Option C: Radical Re-Architecture Toward Heterogeneous PNT

GNSS becomes only one layer among many. Procurement, doctrine, and system design shift toward multi-source positioning and timing by default.

  • Costs: high, front-loaded
  • Risks: integration failure; institutional friction
  • Cultural resistance: significant
  • Timeline: 10–20 years

This maximizes long-term resilience, but demands patience and political will.

None of these choices is painless. Pretending the decision does not exist is itself a decision—with predictable consequences.

Signals to Watch

The core issue is doctrinal lag. Established methods often assume GNSS will return soon, creating a dangerous default: “wait for it to come back” instead of “operate without it.”

Across NATO-aligned countries, doctrine is shifting from satellite dependence toward satellite resilience.
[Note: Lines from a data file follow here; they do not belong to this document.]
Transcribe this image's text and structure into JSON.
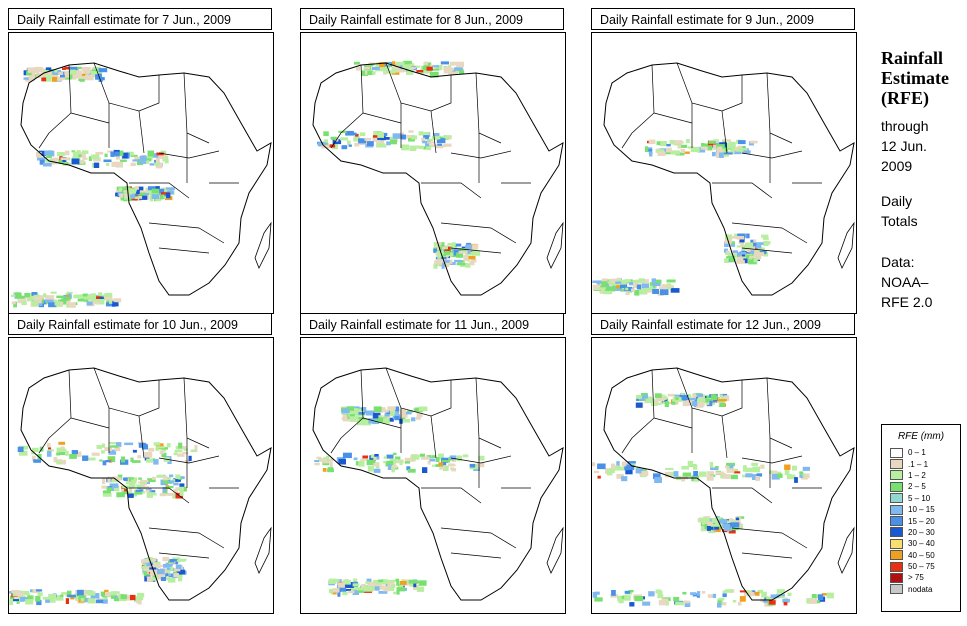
{
  "panels": [
    {
      "title": "Daily Rainfall estimate for  7 Jun., 2009"
    },
    {
      "title": "Daily Rainfall estimate for  8 Jun., 2009"
    },
    {
      "title": "Daily Rainfall estimate for  9 Jun., 2009"
    },
    {
      "title": "Daily Rainfall estimate for  10 Jun., 2009"
    },
    {
      "title": "Daily Rainfall estimate for  11 Jun., 2009"
    },
    {
      "title": "Daily Rainfall estimate for  12 Jun., 2009"
    }
  ],
  "side": {
    "title_line1": "Rainfall",
    "title_line2": "Estimate",
    "title_line3": "(RFE)",
    "through_line1": "through",
    "through_line2": "12 Jun.",
    "through_line3": "2009",
    "totals_line1": "Daily",
    "totals_line2": "Totals",
    "data_line1": "Data:",
    "data_line2": "NOAA–",
    "data_line3": "RFE 2.0"
  },
  "legend": {
    "title": "RFE (mm)",
    "items": [
      {
        "label": "0 – 1",
        "color": "#ffffff"
      },
      {
        "label": ".1 – 1",
        "color": "#e8d8c0"
      },
      {
        "label": "1 – 2",
        "color": "#b8eea0"
      },
      {
        "label": "2 – 5",
        "color": "#78e070"
      },
      {
        "label": "5 – 10",
        "color": "#90d8d0"
      },
      {
        "label": "10 – 15",
        "color": "#80b8f0"
      },
      {
        "label": "15 – 20",
        "color": "#4890e8"
      },
      {
        "label": "20 – 30",
        "color": "#1858d0"
      },
      {
        "label": "30 – 40",
        "color": "#f8e070"
      },
      {
        "label": "40 – 50",
        "color": "#f0a020"
      },
      {
        "label": "50 – 75",
        "color": "#e83010"
      },
      {
        "label": "> 75",
        "color": "#b01010"
      },
      {
        "label": "nodata",
        "color": "#c8c8c8"
      }
    ]
  }
}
Since 2023, every Finnish conscript has been trained in terrain navigation, celestial techniques, and GNSS-outage drills. Finland’s defense doctrine 3 treats PNT denial as a baseline condition in any conflict scenario involving Russia.

German Air Force and Army exercises increasingly include GNSS-denied scenarios in simulators and manoeuvres using electronic warfare simulation. Commanders report that many junior officers are being exposed to pre-GNSS tactics for the first time in their careers.

This shift is visible in civil aviation as well. Ryanair, Finnair, and LOT Polish Airlines now mandate GNSS-denied training in recurrent simulator checks. Pilots are briefed pre-flight on potential GNSS degradation zones (e.g., Baltic airspace and FIR overlaps near Kaliningrad).

“Flying a non-precision approach from raw data used to be an exercise. Now it’s insurance.” — Senior pilot trainer, Lufthansa Technik, 2025

The Judgment

While institutional awareness is growing, public understanding remains low. Few citizens know what GNSS is, how dependent phones, cars, and services are on it, or what to do during disruption. Public awareness campaigns are a good first step—but they are only a step.

GNSS should no longer be treated as a reliable default. It should be assumed degraded, contested, and conditional—and system design should reflect that reality.

The age of absolute satellite-navigation trust is over. Whether through intentional disruption, collateral interference, or natural degradation, satellite signals will not always be available. Europe’s response has begun—but it needs to accelerate.

From retraining armed forces and refreshing pilot skills to hardening critical infrastructure and updating policy, the shift toward a resilient PNT culture is underway. The next requirement is coordination—and acceptance that denial is not an edge case, but a recurring condition.